Nous nous trouvons entre la Passion et la Pentecôte. Il s’est passé beaucoup de choses : Jésus est mort, il est réapparu à ses disciples ressuscité, il est monté au ciel, et maintenant les apôtres sont en attente du Saint-Esprit, qui n’a pas encore été donné. Tous ces événements n’ont pas eu lieu simultanément, on se trouve dans un entre-deux : un temps quelque peu indécis entre l’Ancienne et la Nouvelle Alliance, un temps captivant, à la fois déstabilisant et passionnant, comme tous les temps de préparation qui ouvrent sur quelque chose de nouveau. C’est une période de flottement : l’Eglise n’est pas encore en place, mais son avènement est imminent.

Et au cœur de cette période mouvante dans laquelle tous les repères changent, Luc fait un rappel. Il rappelle à ses lecteurs un événement funeste : la trahison de Judas et son suicide. Luc n’en a pas parlé dans son Evangile, il a attendu la seconde partie de son ouvrage pour le faire, la seconde partie de son ouvrage qui est le livre des Actes – comme on sait, au départ l’Evangile de le livre des Actes ne formaient qu’un seul et même ouvrage. Et maintenant qu’il entreprend de nous parler de ces choses, Luc ne épargne aucun détail pénible. Pour souligner toute l’horreur de ce mal, il nous montre un Judas ouvert par le milieu, avec toutes les entrailles sorties. C’est une manière de nous faire entrevoir l’entendue de ce mal, un mal qui touche avant tout le cœur de l’Eglise à venir : les apôtres ne sont plus douze, mais onze. Le mal était au sein même des apôtres. Par le biais de Judas, le mal a attaqué le cœur même de ce qui devait devenir l’Eglise. Un équilibre a été rompu. Maintenant, on n’est plus dans la plénitude divine signifiée par ce nombre douze, on est dans autre chose, dans quelque chose d’un peu bancal, dans quelque chose d’incomplet, d’avorté, d’imparfait.

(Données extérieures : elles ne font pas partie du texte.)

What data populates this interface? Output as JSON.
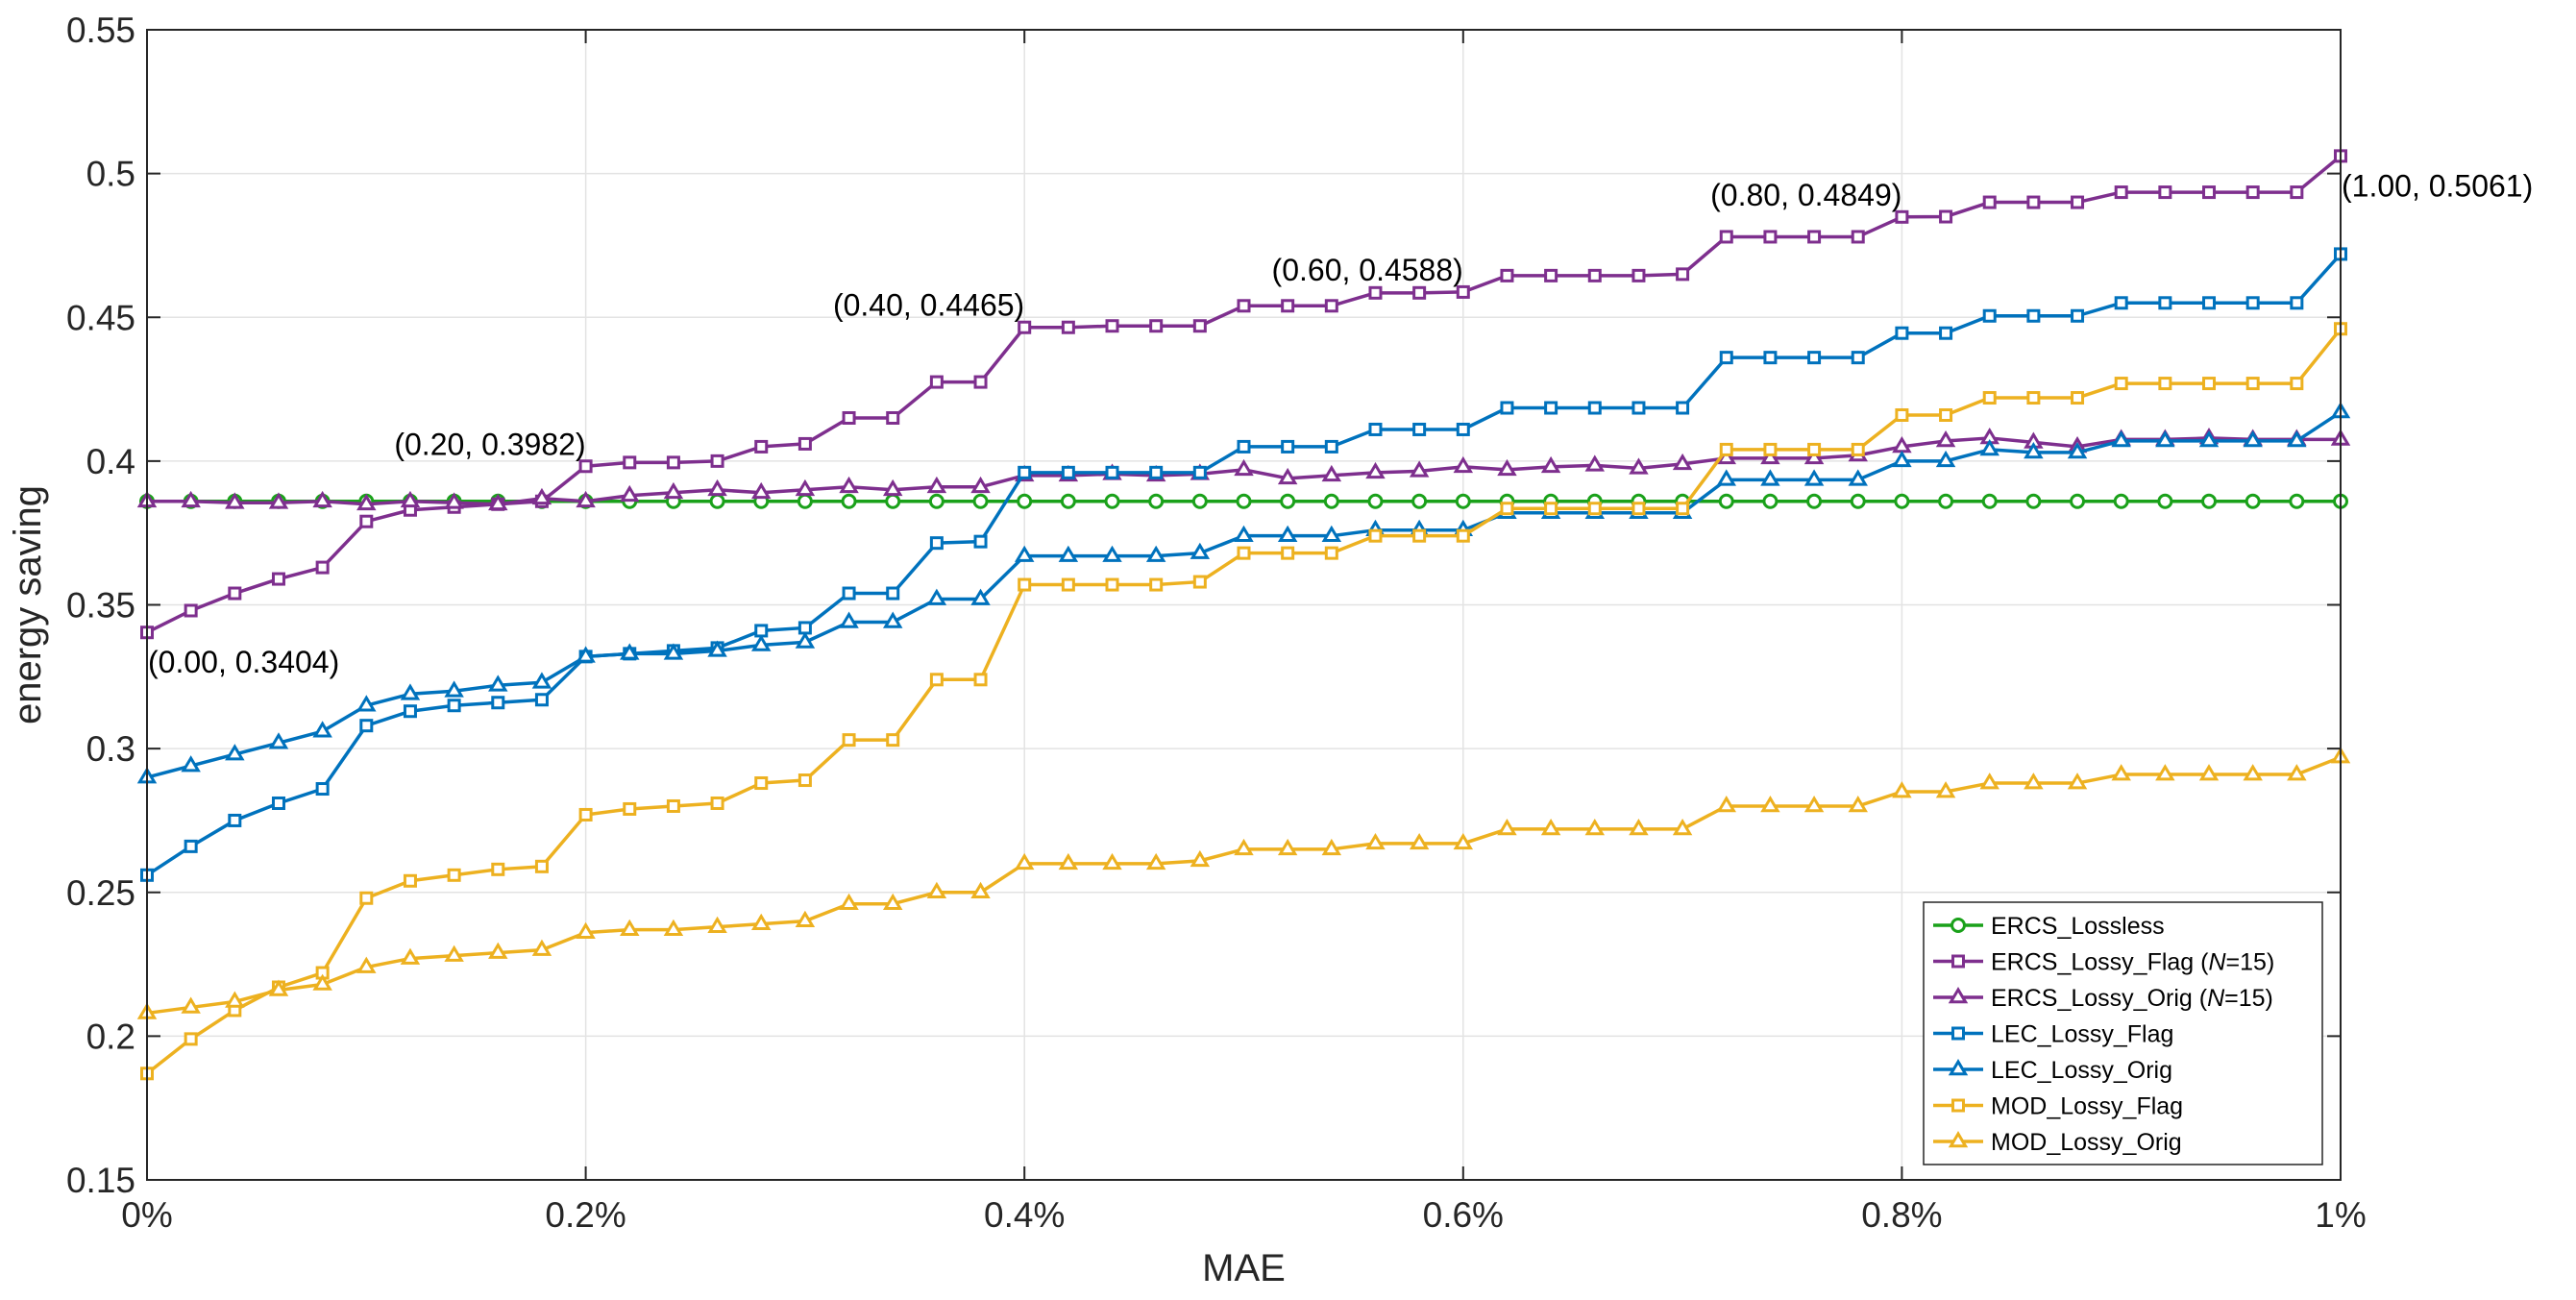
{
  "chart_data": {
    "type": "line",
    "title": "",
    "xlabel": "MAE",
    "ylabel": "energy saving",
    "xlim": [
      0,
      1
    ],
    "ylim": [
      0.15,
      0.55
    ],
    "grid": true,
    "legend_position": "bottom-right",
    "x_ticks": [
      0,
      0.2,
      0.4,
      0.6,
      0.8,
      1.0
    ],
    "x_tick_labels": [
      "0%",
      "0.2%",
      "0.4%",
      "0.6%",
      "0.8%",
      "1%"
    ],
    "y_ticks": [
      0.15,
      0.2,
      0.25,
      0.3,
      0.35,
      0.4,
      0.45,
      0.5,
      0.55
    ],
    "y_tick_labels": [
      "0.15",
      "0.2",
      "0.25",
      "0.3",
      "0.35",
      "0.4",
      "0.45",
      "0.5",
      "0.55"
    ],
    "x": [
      0,
      0.02,
      0.04,
      0.06,
      0.08,
      0.1,
      0.12,
      0.14,
      0.16,
      0.18,
      0.2,
      0.22,
      0.24,
      0.26,
      0.28,
      0.3,
      0.32,
      0.34,
      0.36,
      0.38,
      0.4,
      0.42,
      0.44,
      0.46,
      0.48,
      0.5,
      0.52,
      0.54,
      0.56,
      0.58,
      0.6,
      0.62,
      0.64,
      0.66,
      0.68,
      0.7,
      0.72,
      0.74,
      0.76,
      0.78,
      0.8,
      0.82,
      0.84,
      0.86,
      0.88,
      0.9,
      0.92,
      0.94,
      0.96,
      0.98,
      1.0
    ],
    "series": [
      {
        "name": "ERCS_Lossless",
        "legend_prefix": "ERCS_Lossless",
        "legend_italic": "",
        "legend_suffix": "",
        "color": "#1aa11a",
        "marker": "circle",
        "values": [
          0.386,
          0.386,
          0.386,
          0.386,
          0.386,
          0.386,
          0.386,
          0.386,
          0.386,
          0.386,
          0.386,
          0.386,
          0.386,
          0.386,
          0.386,
          0.386,
          0.386,
          0.386,
          0.386,
          0.386,
          0.386,
          0.386,
          0.386,
          0.386,
          0.386,
          0.386,
          0.386,
          0.386,
          0.386,
          0.386,
          0.386,
          0.386,
          0.386,
          0.386,
          0.386,
          0.386,
          0.386,
          0.386,
          0.386,
          0.386,
          0.386,
          0.386,
          0.386,
          0.386,
          0.386,
          0.386,
          0.386,
          0.386,
          0.386,
          0.386,
          0.386
        ]
      },
      {
        "name": "ERCS_Lossy_Flag (N=15)",
        "legend_prefix": "ERCS_Lossy_Flag (",
        "legend_italic": "N",
        "legend_suffix": "=15)",
        "color": "#7e2f8e",
        "marker": "square",
        "values": [
          0.3404,
          0.348,
          0.354,
          0.359,
          0.363,
          0.379,
          0.383,
          0.384,
          0.385,
          0.386,
          0.3982,
          0.3995,
          0.3995,
          0.4,
          0.405,
          0.406,
          0.415,
          0.415,
          0.4275,
          0.4275,
          0.4465,
          0.4465,
          0.447,
          0.447,
          0.447,
          0.454,
          0.454,
          0.454,
          0.4585,
          0.4585,
          0.4588,
          0.4645,
          0.4645,
          0.4645,
          0.4645,
          0.465,
          0.478,
          0.478,
          0.478,
          0.478,
          0.4849,
          0.485,
          0.49,
          0.49,
          0.49,
          0.4935,
          0.4935,
          0.4935,
          0.4935,
          0.4935,
          0.5061
        ]
      },
      {
        "name": "ERCS_Lossy_Orig (N=15)",
        "legend_prefix": "ERCS_Lossy_Orig (",
        "legend_italic": "N",
        "legend_suffix": "=15)",
        "color": "#7e2f8e",
        "marker": "triangle",
        "values": [
          0.386,
          0.386,
          0.3855,
          0.3855,
          0.386,
          0.385,
          0.386,
          0.3855,
          0.385,
          0.387,
          0.386,
          0.388,
          0.389,
          0.39,
          0.389,
          0.39,
          0.391,
          0.39,
          0.391,
          0.391,
          0.395,
          0.395,
          0.3955,
          0.395,
          0.3955,
          0.397,
          0.394,
          0.395,
          0.396,
          0.3965,
          0.398,
          0.397,
          0.398,
          0.3985,
          0.3975,
          0.399,
          0.401,
          0.401,
          0.401,
          0.402,
          0.405,
          0.407,
          0.408,
          0.4065,
          0.405,
          0.4075,
          0.4075,
          0.408,
          0.4075,
          0.4075,
          0.4075
        ]
      },
      {
        "name": "LEC_Lossy_Flag",
        "legend_prefix": "LEC_Lossy_Flag",
        "legend_italic": "",
        "legend_suffix": "",
        "color": "#0072bd",
        "marker": "square",
        "values": [
          0.256,
          0.266,
          0.275,
          0.281,
          0.286,
          0.308,
          0.313,
          0.315,
          0.316,
          0.317,
          0.332,
          0.333,
          0.334,
          0.335,
          0.341,
          0.342,
          0.354,
          0.354,
          0.3715,
          0.372,
          0.396,
          0.396,
          0.396,
          0.396,
          0.396,
          0.405,
          0.405,
          0.405,
          0.411,
          0.411,
          0.411,
          0.4185,
          0.4185,
          0.4185,
          0.4185,
          0.4185,
          0.436,
          0.436,
          0.436,
          0.436,
          0.4445,
          0.4445,
          0.4505,
          0.4505,
          0.4505,
          0.455,
          0.455,
          0.455,
          0.455,
          0.455,
          0.472
        ]
      },
      {
        "name": "LEC_Lossy_Orig",
        "legend_prefix": "LEC_Lossy_Orig",
        "legend_italic": "",
        "legend_suffix": "",
        "color": "#0072bd",
        "marker": "triangle",
        "values": [
          0.29,
          0.294,
          0.298,
          0.302,
          0.306,
          0.315,
          0.319,
          0.32,
          0.322,
          0.323,
          0.332,
          0.333,
          0.333,
          0.334,
          0.336,
          0.337,
          0.344,
          0.344,
          0.352,
          0.352,
          0.367,
          0.367,
          0.367,
          0.367,
          0.368,
          0.374,
          0.374,
          0.374,
          0.376,
          0.376,
          0.376,
          0.382,
          0.382,
          0.382,
          0.382,
          0.382,
          0.3935,
          0.3935,
          0.3935,
          0.3935,
          0.4,
          0.4,
          0.404,
          0.403,
          0.403,
          0.407,
          0.407,
          0.407,
          0.407,
          0.407,
          0.417
        ]
      },
      {
        "name": "MOD_Lossy_Flag",
        "legend_prefix": "MOD_Lossy_Flag",
        "legend_italic": "",
        "legend_suffix": "",
        "color": "#edb120",
        "marker": "square",
        "values": [
          0.187,
          0.199,
          0.209,
          0.217,
          0.222,
          0.248,
          0.254,
          0.256,
          0.258,
          0.259,
          0.277,
          0.279,
          0.28,
          0.281,
          0.288,
          0.289,
          0.303,
          0.303,
          0.324,
          0.324,
          0.357,
          0.357,
          0.357,
          0.357,
          0.358,
          0.368,
          0.368,
          0.368,
          0.374,
          0.374,
          0.374,
          0.3835,
          0.3835,
          0.3835,
          0.3835,
          0.3835,
          0.404,
          0.404,
          0.404,
          0.404,
          0.416,
          0.416,
          0.422,
          0.422,
          0.422,
          0.427,
          0.427,
          0.427,
          0.427,
          0.427,
          0.446
        ]
      },
      {
        "name": "MOD_Lossy_Orig",
        "legend_prefix": "MOD_Lossy_Orig",
        "legend_italic": "",
        "legend_suffix": "",
        "color": "#edb120",
        "marker": "triangle",
        "values": [
          0.208,
          0.21,
          0.212,
          0.216,
          0.218,
          0.224,
          0.227,
          0.228,
          0.229,
          0.23,
          0.236,
          0.237,
          0.237,
          0.238,
          0.239,
          0.24,
          0.246,
          0.246,
          0.25,
          0.25,
          0.26,
          0.26,
          0.26,
          0.26,
          0.261,
          0.265,
          0.265,
          0.265,
          0.267,
          0.267,
          0.267,
          0.272,
          0.272,
          0.272,
          0.272,
          0.272,
          0.28,
          0.28,
          0.28,
          0.28,
          0.285,
          0.285,
          0.288,
          0.288,
          0.288,
          0.291,
          0.291,
          0.291,
          0.291,
          0.291,
          0.297
        ]
      }
    ],
    "annotations": [
      {
        "text": "(0.00, 0.3404)",
        "x": 0.0,
        "y": 0.3404,
        "placement": "below-right"
      },
      {
        "text": "(0.20, 0.3982)",
        "x": 0.2,
        "y": 0.3982,
        "placement": "above-left"
      },
      {
        "text": "(0.40, 0.4465)",
        "x": 0.4,
        "y": 0.4465,
        "placement": "above-left"
      },
      {
        "text": "(0.60, 0.4588)",
        "x": 0.6,
        "y": 0.4588,
        "placement": "above-left"
      },
      {
        "text": "(0.80, 0.4849)",
        "x": 0.8,
        "y": 0.4849,
        "placement": "above-left"
      },
      {
        "text": "(1.00, 0.5061)",
        "x": 1.0,
        "y": 0.5061,
        "placement": "below-right"
      }
    ]
  }
}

Pierre comprend cela le premier. Alors, il se lève. Il se lève pour tenter de réparer ce désordre. Et il fait une proposition à la centaine de disciples qui l’entoure : il faut remplacer l’apôtre qui s’est montré défaillant. Fidèle à l’héritage reçu, Pierre éprouve la nécessité de reconstituer le noyau de l’Eglise à venir. Dans l’Ancienne Alliance, la loi et le culte permettaient de réparer la vie chaque fois que le chaos et les forces du mal faisaient irruption dans la vie du peuple. Pierre fait de même. Il n’hésite pas à intervenir dans le choix des apôtres, que Jésus avait été le seul à choisir. Alors il fait un discours à la centaine de disciples réunie là, un discours qui est le premier d’un ensemble de huit discours qui prennent place dans le livres des Actes.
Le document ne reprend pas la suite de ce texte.